A
Rolinha
Estava a casa posta em
sossego, ia a tarde já avançada, deleitava-se a vida ao som do chilrear dos
passarinhos, longínquos sons de buzinas e deslizar de carros na via principal,
quando o excitado ladrar do Jeko põe a vida em polvorosa.
Vistoria no quintal,
latidos apressados, um mar de penas brancas pelo ar, e caída, num canto entre
ervas e arbustos, uma ave que facilmente segurei entre mãos, livrando das
garras do caçador canídeo.
Assustada, a ave parecia
inerte, e nada havendo à mão que lhe servisse de amparo, serviu o enorme cesto
de vime, que numa árvore do quintal secava após lavagem, colocado em cima da
mesa, bichinho no interior, um pano de cozinha para cobrir, uma base vaso com
água e ali ficou, quieta.
Horas depois, continuava
imóvel, e dúvidas nasceram – um pombo bebé? Uma rola bebé? Penugem a imitar cor
de café com leite, não se assemelhava ao cinzento de qualquer das hipóteses.
Era urgente uma solução,
para que tivesse espaço, luz e pudesse voar; improvisou-se uma casa na varanda,
lençóis velhos cobriram a pedra mármore do chão, para o proteger das fezes.

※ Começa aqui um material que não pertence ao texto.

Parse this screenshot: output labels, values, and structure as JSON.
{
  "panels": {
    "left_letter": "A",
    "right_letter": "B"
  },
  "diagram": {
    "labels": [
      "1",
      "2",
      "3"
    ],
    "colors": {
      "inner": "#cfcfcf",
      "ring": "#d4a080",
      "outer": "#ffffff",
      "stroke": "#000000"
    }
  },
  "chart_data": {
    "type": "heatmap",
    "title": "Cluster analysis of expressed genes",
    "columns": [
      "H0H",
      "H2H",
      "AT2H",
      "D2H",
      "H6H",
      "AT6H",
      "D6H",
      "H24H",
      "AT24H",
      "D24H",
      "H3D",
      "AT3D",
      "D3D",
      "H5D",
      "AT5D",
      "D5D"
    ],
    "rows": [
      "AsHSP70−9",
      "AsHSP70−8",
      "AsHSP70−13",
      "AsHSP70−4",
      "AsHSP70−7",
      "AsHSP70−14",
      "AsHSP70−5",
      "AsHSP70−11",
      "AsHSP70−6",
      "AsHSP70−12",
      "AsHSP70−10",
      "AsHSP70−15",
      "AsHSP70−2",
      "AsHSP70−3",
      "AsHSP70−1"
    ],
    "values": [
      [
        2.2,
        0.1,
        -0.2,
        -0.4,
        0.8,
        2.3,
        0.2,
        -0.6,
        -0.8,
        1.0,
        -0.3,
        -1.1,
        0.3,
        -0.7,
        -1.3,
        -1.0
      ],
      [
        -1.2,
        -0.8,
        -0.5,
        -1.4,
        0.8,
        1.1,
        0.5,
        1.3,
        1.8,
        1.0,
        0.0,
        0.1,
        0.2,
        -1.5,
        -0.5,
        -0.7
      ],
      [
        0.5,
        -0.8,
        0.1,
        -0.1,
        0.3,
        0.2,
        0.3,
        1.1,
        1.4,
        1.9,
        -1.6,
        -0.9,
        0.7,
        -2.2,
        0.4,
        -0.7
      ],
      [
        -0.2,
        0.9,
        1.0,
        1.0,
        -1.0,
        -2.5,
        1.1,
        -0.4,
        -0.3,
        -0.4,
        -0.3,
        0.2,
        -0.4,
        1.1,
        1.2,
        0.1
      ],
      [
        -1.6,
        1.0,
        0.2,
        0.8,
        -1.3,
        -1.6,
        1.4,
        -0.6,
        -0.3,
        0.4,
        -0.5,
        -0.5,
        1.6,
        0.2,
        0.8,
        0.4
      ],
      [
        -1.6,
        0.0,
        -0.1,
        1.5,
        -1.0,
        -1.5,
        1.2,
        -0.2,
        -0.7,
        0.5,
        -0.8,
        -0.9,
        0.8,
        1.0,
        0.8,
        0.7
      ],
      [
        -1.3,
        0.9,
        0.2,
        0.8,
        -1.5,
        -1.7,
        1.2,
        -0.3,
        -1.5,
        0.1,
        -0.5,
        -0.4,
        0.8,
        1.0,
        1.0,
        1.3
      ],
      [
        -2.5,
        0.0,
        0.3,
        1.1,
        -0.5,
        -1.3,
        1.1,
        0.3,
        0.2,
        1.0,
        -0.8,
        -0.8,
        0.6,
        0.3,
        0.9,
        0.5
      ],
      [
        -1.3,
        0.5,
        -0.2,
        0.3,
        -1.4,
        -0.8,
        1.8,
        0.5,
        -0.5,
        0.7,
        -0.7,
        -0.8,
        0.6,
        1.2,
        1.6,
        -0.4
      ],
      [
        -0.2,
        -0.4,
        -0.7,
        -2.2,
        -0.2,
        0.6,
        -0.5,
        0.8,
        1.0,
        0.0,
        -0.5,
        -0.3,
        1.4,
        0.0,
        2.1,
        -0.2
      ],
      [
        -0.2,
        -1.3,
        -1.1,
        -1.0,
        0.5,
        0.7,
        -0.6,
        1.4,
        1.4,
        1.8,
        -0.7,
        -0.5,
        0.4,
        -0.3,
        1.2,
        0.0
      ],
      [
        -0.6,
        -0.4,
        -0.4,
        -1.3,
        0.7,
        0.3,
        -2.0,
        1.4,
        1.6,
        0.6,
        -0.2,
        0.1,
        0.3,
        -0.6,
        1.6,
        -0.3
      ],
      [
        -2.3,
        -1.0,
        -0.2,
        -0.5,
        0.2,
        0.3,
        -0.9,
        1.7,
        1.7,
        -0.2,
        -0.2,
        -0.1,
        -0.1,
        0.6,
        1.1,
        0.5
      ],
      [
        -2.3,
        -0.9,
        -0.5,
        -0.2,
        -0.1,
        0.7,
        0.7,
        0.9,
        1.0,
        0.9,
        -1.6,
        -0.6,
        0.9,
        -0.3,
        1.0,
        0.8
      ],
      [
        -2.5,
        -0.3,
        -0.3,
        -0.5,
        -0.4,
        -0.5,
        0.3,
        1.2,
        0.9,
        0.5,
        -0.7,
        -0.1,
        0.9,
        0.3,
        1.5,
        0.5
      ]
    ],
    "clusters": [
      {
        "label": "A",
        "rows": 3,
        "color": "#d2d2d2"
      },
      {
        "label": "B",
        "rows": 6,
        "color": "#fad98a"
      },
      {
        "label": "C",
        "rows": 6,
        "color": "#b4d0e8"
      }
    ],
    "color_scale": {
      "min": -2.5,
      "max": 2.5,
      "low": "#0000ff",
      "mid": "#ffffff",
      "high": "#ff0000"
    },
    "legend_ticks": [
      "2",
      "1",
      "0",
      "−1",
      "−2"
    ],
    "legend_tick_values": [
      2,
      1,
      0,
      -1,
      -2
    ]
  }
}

Duas
caixas com um pau de vassoura entre si, a servir de poleiro, panos quentes no
interior, um velho cabide madeira, um poleiro alto, um pesado recipiente de
vidro para aperitivos tornou-se bebedouro, e a comida do periquito terá sido a
sua primeira refeição na nova residência.
Breve se verificou que
não conseguia voar mais do que um metro, e o seu pescoço ostentava um colar de
ausência de penas, provocado por um ataque provavelmente de gato, já que a
boquinha do Jeko deixaria marca maior, provavelmente fatal.
Decorreram dois meses; a
identidade da rolinha manifestou-se pelo seu “rulhar”, que ecoava por toda a
casa, quando pretendia atenção ou a sua refeição diária, e levando a que o Jeko
rosnasse grosso, sem perceber de onde vinha o cantar da rolinha.
Aos poucos, cresceu a
dimensão do seu voo, e era notório o seu estado de saúde; acreditámos estar
recuperada o bastante para o seu regresso à liberdade.
Portas da varanda
aberta, podia a menina escolher voar, ou ficar…; foram breves os minutos em que
pousou no parapeito; ali, a poucos metros, outras irmãs conversavam instaladas
na copa de uma frondosa árvore, e ela lá foi, voo seguro para a sua nova vida,
depois de dois meses de reclusão, para tratamento.
Passou um mês, e pela
casa ainda ecoa o chamamento da rolinha, mas o que em mim ficou foi uma
necessidade de olhar sempre que ouço uma rola, na busca de vislumbrar uma de
cor ainda não cinzenta, ou com o colar no pescoço que me diga “ fui eu que
estive aí, na tua varanda, durante dois meses”.